- Rosie Whicheloe, Ecologist
First day of judging
The BIG Biodiversity Challenge Awards, in-line with its motto, “Do One Thing” aims to generate positive action for biodiversity. Enhancements may be small, but choosing one thing and doing it well can have far-reaching and long term benefits. “Replicability” is important, and out of all the criteria, this measure stands out as being an important legacy. If the project is replicable then it increases the chance that other organisations (not yet involved in the BIG Biodiversity Challenge) may be inspired to implement something similar, which is all the better for biodiversity.
Identifying a suitable enhancement is far from easy though and often requires project teams and individuals to push for a change in behaviour, sometimes spending their own time to find a better solution. This is particularly commendable when biodiversity is promoted by non-ecologists. It is right then, that the enthusiasm and hard work of these individuals are championed within the industry, with 2017 being the first year that the BIG Biodiversity Champion Award has been introduced. I’d like to say a personal good luck to those 22 nominated, as without them many of the projects would struggle to find their feet.

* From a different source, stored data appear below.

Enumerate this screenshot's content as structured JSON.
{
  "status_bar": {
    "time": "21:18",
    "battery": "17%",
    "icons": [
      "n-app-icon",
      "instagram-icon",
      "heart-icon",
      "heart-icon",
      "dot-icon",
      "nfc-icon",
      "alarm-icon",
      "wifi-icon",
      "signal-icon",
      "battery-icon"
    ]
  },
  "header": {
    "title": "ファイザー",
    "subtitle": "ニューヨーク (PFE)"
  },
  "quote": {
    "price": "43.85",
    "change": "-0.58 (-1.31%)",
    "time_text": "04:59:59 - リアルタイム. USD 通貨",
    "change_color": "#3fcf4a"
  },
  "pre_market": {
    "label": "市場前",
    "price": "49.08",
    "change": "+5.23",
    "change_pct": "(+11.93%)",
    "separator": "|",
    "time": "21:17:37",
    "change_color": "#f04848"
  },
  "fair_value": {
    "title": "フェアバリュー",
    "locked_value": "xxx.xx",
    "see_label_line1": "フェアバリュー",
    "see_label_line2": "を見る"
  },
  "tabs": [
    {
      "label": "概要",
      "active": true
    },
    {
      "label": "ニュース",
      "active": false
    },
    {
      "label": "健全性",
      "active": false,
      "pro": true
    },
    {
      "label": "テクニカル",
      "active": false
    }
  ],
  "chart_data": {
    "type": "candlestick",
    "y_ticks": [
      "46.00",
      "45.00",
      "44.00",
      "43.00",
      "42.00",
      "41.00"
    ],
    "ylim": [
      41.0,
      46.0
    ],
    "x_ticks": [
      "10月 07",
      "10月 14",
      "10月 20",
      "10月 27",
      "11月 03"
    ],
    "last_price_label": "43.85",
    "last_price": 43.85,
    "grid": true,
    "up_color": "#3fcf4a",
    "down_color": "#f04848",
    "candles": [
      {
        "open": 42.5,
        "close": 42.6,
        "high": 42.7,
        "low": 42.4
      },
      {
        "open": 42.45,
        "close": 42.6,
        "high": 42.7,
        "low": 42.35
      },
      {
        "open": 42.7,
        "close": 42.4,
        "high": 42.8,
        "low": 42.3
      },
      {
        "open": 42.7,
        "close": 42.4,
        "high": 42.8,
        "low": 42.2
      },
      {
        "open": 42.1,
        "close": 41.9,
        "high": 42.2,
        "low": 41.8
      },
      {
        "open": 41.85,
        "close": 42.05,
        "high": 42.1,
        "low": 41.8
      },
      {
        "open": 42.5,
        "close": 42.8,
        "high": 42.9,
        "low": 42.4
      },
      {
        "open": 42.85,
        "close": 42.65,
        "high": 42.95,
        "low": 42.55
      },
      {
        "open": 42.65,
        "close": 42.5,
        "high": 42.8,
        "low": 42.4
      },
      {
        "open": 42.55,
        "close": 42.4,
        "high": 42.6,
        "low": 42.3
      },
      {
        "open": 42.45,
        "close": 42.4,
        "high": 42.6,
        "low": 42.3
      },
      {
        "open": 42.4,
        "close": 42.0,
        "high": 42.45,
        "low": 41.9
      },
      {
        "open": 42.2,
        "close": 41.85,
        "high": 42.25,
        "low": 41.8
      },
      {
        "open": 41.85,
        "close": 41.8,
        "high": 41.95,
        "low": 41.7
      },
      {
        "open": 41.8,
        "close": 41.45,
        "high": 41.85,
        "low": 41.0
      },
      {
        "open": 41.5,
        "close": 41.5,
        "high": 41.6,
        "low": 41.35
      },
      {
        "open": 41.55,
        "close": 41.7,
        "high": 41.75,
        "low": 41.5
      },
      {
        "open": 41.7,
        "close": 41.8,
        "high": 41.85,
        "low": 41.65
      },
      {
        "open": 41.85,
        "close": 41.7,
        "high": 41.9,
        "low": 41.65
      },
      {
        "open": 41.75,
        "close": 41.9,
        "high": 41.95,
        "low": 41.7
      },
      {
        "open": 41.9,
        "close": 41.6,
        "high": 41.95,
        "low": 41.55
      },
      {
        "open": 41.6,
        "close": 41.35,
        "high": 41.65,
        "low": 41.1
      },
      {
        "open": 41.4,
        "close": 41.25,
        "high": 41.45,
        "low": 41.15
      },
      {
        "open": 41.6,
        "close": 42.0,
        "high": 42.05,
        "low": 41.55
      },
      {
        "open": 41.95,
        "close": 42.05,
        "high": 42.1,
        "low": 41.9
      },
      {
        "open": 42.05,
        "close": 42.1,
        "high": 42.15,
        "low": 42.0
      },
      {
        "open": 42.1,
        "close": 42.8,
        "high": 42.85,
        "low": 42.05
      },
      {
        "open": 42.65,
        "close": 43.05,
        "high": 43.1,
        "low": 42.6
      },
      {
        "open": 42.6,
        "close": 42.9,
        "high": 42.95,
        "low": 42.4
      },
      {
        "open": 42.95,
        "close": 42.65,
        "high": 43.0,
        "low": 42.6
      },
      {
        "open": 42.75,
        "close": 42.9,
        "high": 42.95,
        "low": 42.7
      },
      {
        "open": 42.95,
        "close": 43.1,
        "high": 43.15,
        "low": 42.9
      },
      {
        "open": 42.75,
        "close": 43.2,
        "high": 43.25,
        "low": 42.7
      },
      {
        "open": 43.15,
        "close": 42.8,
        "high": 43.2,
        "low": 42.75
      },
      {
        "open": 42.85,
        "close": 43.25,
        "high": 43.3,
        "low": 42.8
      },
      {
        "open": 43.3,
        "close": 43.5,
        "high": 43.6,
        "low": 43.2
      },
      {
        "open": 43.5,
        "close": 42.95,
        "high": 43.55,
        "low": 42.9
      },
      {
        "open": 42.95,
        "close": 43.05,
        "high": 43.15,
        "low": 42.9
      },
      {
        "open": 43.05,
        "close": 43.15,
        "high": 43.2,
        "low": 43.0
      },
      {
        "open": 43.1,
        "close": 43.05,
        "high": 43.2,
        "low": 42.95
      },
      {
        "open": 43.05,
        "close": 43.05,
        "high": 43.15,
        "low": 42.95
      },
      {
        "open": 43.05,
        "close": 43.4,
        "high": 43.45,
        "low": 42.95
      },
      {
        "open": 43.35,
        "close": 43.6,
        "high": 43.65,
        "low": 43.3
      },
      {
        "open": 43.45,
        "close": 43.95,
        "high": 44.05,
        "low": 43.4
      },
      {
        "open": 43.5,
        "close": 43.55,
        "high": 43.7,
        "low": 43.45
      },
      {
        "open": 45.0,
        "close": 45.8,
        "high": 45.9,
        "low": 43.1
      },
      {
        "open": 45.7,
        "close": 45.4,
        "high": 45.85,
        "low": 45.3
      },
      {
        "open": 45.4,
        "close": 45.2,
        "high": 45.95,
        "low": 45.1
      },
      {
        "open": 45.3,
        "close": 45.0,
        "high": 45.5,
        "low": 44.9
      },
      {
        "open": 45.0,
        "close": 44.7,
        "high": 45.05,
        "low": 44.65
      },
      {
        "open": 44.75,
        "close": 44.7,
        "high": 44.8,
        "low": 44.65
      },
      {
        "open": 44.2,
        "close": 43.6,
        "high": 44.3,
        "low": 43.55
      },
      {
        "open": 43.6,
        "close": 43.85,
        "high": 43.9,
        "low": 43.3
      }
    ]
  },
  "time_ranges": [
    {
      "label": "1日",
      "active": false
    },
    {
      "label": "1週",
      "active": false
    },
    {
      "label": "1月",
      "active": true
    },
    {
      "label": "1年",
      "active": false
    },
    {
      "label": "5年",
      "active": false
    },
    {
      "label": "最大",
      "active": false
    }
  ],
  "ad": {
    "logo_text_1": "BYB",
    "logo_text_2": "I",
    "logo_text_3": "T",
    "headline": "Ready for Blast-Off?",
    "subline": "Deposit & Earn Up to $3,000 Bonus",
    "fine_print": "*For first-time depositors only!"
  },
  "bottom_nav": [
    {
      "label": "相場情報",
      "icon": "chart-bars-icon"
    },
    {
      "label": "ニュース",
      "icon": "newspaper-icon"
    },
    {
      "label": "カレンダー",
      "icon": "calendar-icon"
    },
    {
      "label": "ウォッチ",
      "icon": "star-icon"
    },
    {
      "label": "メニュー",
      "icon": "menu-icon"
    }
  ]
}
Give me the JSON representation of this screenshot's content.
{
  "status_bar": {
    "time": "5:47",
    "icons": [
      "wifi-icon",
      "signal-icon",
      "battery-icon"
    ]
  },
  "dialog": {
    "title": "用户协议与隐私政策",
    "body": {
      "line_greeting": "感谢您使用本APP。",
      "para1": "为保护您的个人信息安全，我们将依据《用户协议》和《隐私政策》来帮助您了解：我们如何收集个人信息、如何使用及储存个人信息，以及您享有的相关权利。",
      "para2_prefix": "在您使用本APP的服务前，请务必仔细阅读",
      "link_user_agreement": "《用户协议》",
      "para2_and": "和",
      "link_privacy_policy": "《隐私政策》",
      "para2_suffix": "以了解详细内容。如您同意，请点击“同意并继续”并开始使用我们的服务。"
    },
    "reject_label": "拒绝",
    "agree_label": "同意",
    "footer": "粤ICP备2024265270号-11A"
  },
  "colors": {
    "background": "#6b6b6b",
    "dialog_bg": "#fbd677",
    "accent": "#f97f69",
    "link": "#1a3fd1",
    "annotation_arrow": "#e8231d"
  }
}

As for the project award entries themselves, the judges’ initial thoughts were of the high calibre of entries, a step up from previous years. This meant a difficult day for the category judges who had to assess the best out of a large number of entries. Nice to see was the main contractor or developer teaming up with a wildlife organisation to help deliver the enhancement work. This goes to show the long-term commitment organisations are making to ensure enhancements really make a difference to biodiversity. In the true spirit of CIRIA, I hope these partnerships continue to grow in number and variety. A second day of judging is also scheduled this year which involves interviews to help tease out final shortlist and winning projects. For those short-listed, the 24th July is not far away now.